Earlier this week I had to add an option for 4Suite's XSLT processor to
emit a UTF-8 BOM (or ZERO
WIDTH NON-BREAKING SPACE as I prefer, given the annoying situation).
See details of the 4Suite extension XSLT attribute below. I did so when
upon user request, even though this need seems to come from a case of
sheer lunacy in Windows browsers, and especially MSIE. Mike Brown,
Jeremy Kloth and I originally wondered why on earth anyone would need a
UTF-8 BOM. We figured that by serving his files with the right HTTP
Content-Type
header or using meta/http-equiv
he could signal UTF-8
without needing the BOM (after all, there's no byte order to mark).
Apparently, the problem scenario really kicks in when users have set
their browser's encoding auto-detect to an encoding. In this case most
of the user's clients would have it set to Russian. As Mike Brown said
in the IRC conversation:
it is my understanding that in Russia as well as the Far East it is very typical to leave your browser set to ignore declared encodings and just use whatever is common for your region
The problem is that this user wants to send UTF-8, and it seems to be hard to get browsers on Windows to believe a file is UTF-8 without using a BOM.
Actually, when I researched the situation, it seems that it's merely
hard in Mozilla/Windows (which does pay attention to the HTTP headers,
if not HTML meta/http-equiv
). With MSIE it's apparently impossible.
See "On the 'charset' parameter of the 'Content-Type' header", by Anne
van Kesteren. Her entry itself is tangentially interesting, but see the
comments for the issue at hand, in particular comment #10 by Lachlan
Hunt.
I think Zack may be correct, IE does ignore the Content-Type header in some circumstances. I set up a test case serving the document with Content-Type: text/html; charset=iso-8859-1 but also starting with a UTF-8 BOM. IE incorrectly parses the file as UTF-8, while Firefox and Opera correctly obeyed the Content-Type header. I know the test isn't exactly what he described with Urdu text detected as Turkish, but I don't know those languages, nor whether the file he was talking about was correctly encoded as UTF-8. This test does, however, show that Internet Explorer breaks the rules yet again.
This is what our user was finding as well.
Of course a UTF-8 BOM is never illegal, but that doesn't mean it's not supremely stupid to make such an optional marker the only way to identify UTF-8, despite the availability of multiple alternative mechanisms in standards. Sure, ultimate blame for this goes to all the browser vendors and Web designers over the years who have turned the Web into encoding soup as well as tag soup, but now that the browser standards have all sorts of character encoding markers available, users should no longer find themselves in such a quandary when dealing with Web publishers who are willing to play by the rules.
This is an XML WTF, rather than a general Web WTF because our user was trying to produce XHTML, which means that he should have had recourse to the XML declaration encoding pseudo-attribute. When a Web browser flouts the explicit words of the XML 1.0 spec:
In the absence of information provided by an external transport protocol (e.g. HTTP or MIME), it is a fatal error for an entity including an encoding declaration to be presented to the XML processor in an encoding other than that named in the declaration, or for an entity which begins with neither a Byte Order Mark nor an encoding declaration to use an encoding other than UTF-8.

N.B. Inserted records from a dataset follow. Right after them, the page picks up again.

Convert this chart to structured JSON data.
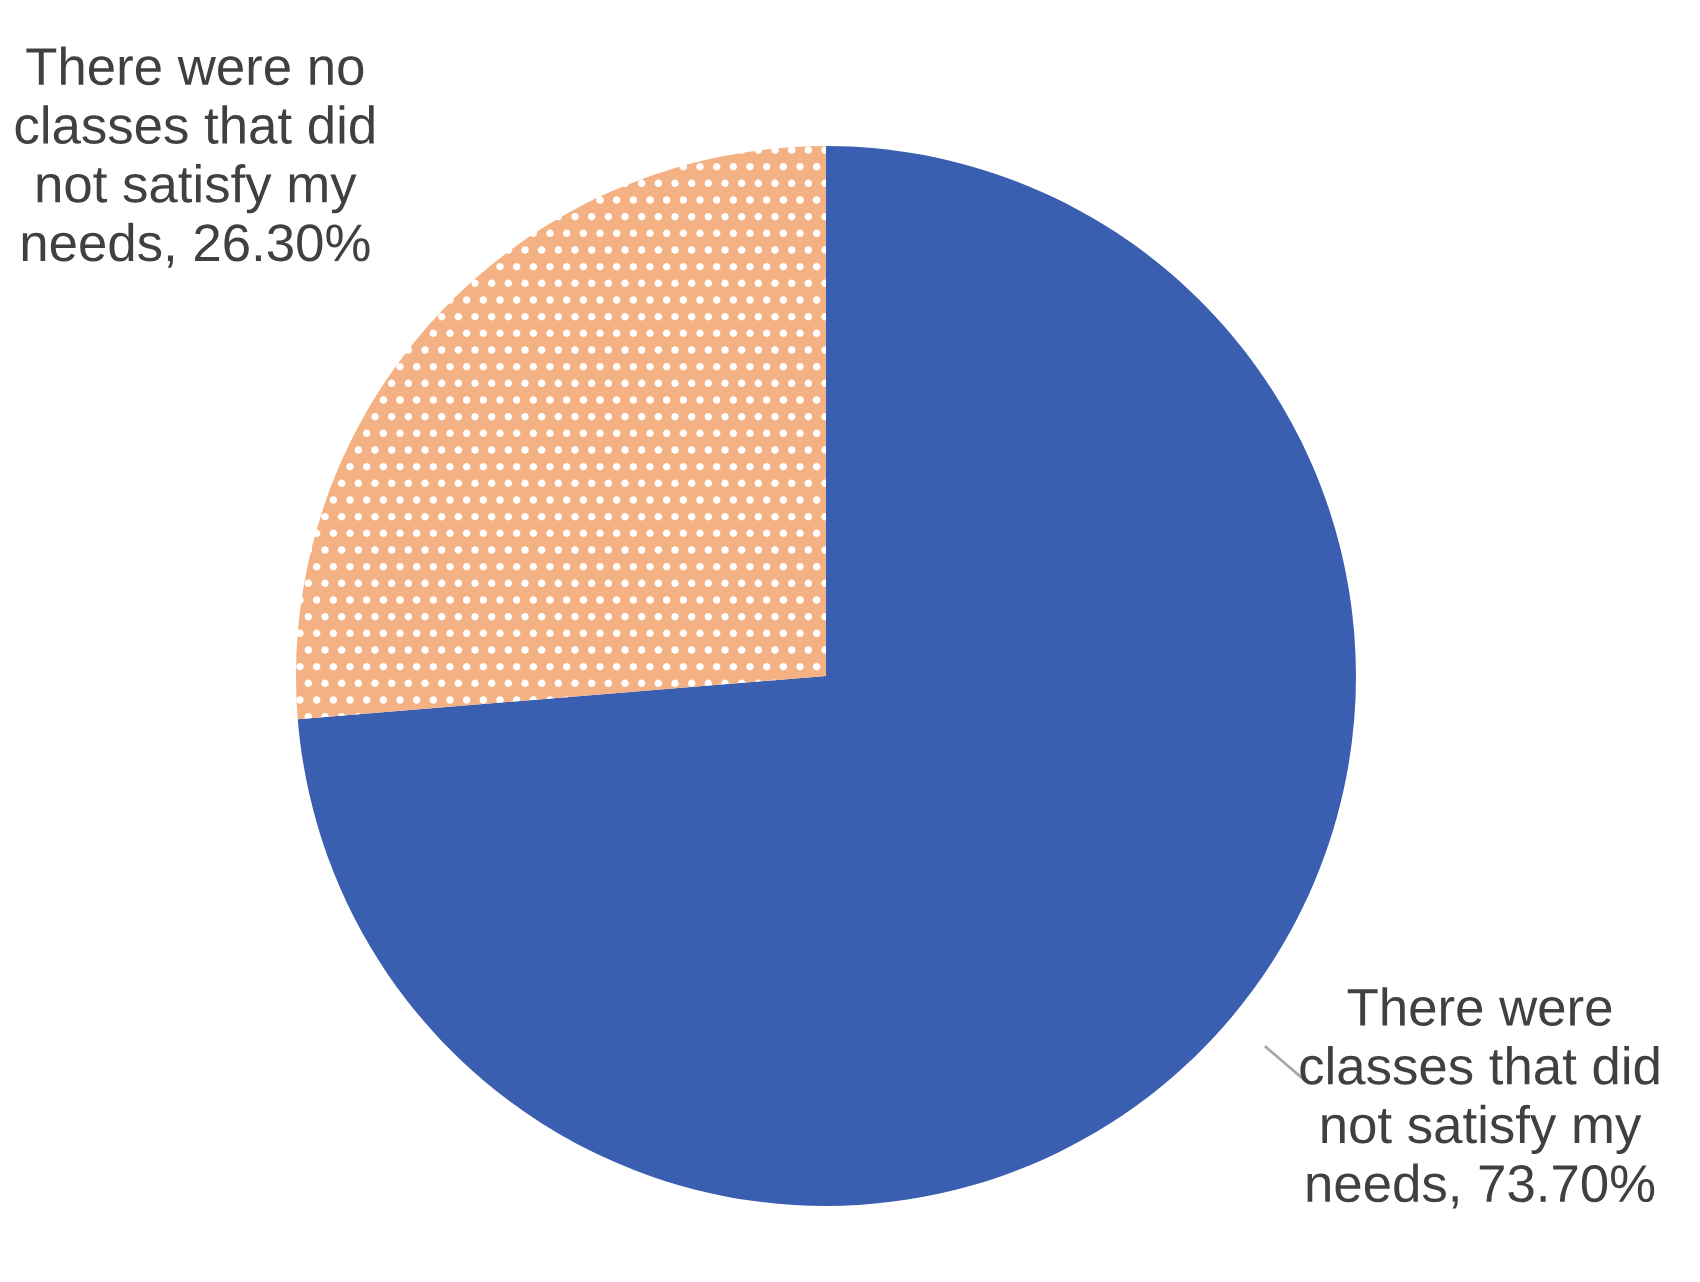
{
  "chart_data": {
    "type": "pie",
    "categories": [
      "There were\nclasses that did\nnot satisfy my\nneeds",
      "There were no\nclasses that did\nnot satisfy my\nneeds"
    ],
    "values": [
      73.7,
      26.3
    ],
    "value_labels": [
      "73.70%",
      "26.30%"
    ],
    "colors": [
      "#3a5eb0",
      "#f4b183"
    ],
    "legend": false
  }
}
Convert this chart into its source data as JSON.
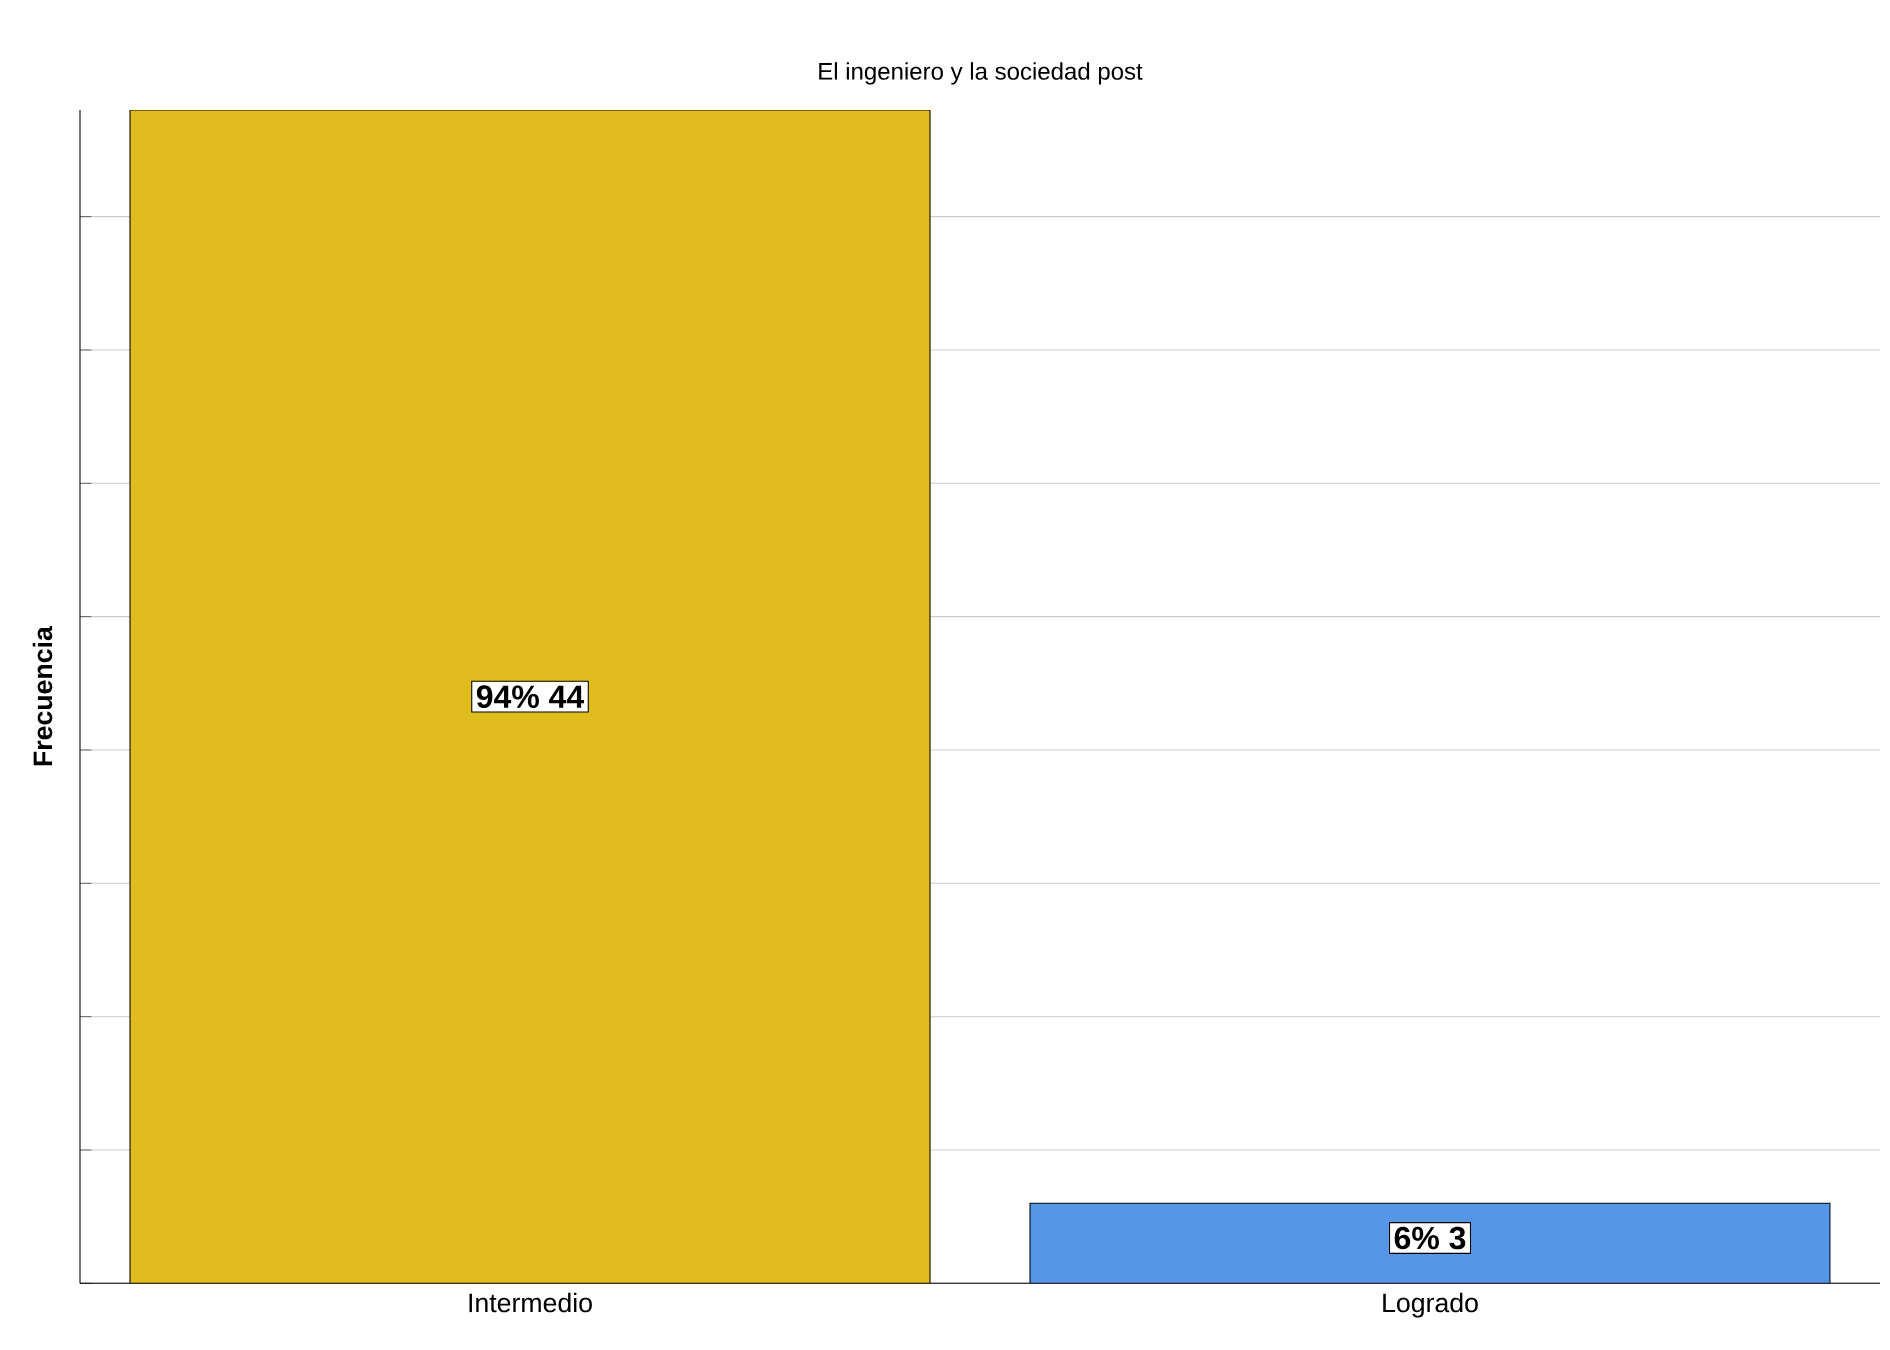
{
  "chart_data": {
    "type": "bar",
    "title": "El ingeniero y la sociedad post",
    "ylabel": "Frecuencia",
    "categories": [
      "Intermedio",
      "Logrado"
    ],
    "values": [
      44,
      3
    ],
    "colors": [
      "#e0bc1e",
      "#5596e6"
    ],
    "value_labels": [
      "94% 44",
      "6% 3"
    ],
    "grid": "y",
    "tick_labels": "x"
  }
}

I started out trying to make sense of the situation by warning the user
it's never really a good idea to serve XHTML as text/html
(regardless
of compatibility guidelines: see Anne
again for an example of
a good argument as to why). I was amazed to find that in the case of
MSIE you couldn't make things right even by using the proper
application/xhtml+xml
. There was nothing I could do but shut my
smacked gob, and then, clenching my teeth all the while, implement the
requested extension.
And coming to that, in 4Suite latest CVS you can use XSLT such as the following:
<?xml version="1.0"?> <xsl:stylesheet version="1.0" xmlns:xsl="http://www.w3.org/1999/XSL/Transform" xmlns:ft="http://xmlns.4suite.org/ext" > <xml:output ft:utf-bom="yes"/> <xsl:template match="@*|node()"> <xsl:copy> <xsl:apply-templates select="@*|node()"/> </xsl:copy> </xsl:template> </xsl:stylesheet>
The xml:output/@ft:utf-bom
attribute is a flag to force the BOM to be
manually emitted. I decided not to do much idiot-proofing as users who
tack on this option had better know what they're doing. In general, if
you use this flag, you'd best ensure your output encoding is UTF-8 (or
UTF-7, if anyone is still using that). The above listing, in effect, is
a variant of the identity transform that tacks on the UTF-8 BOM. This
extention is also available on our exsl:document
implementation.
For more on XHTML browser madness, see "Today's XML WTF: Internal entites in browsers". For more on XHTML overall, see "XHTML, step-by-step".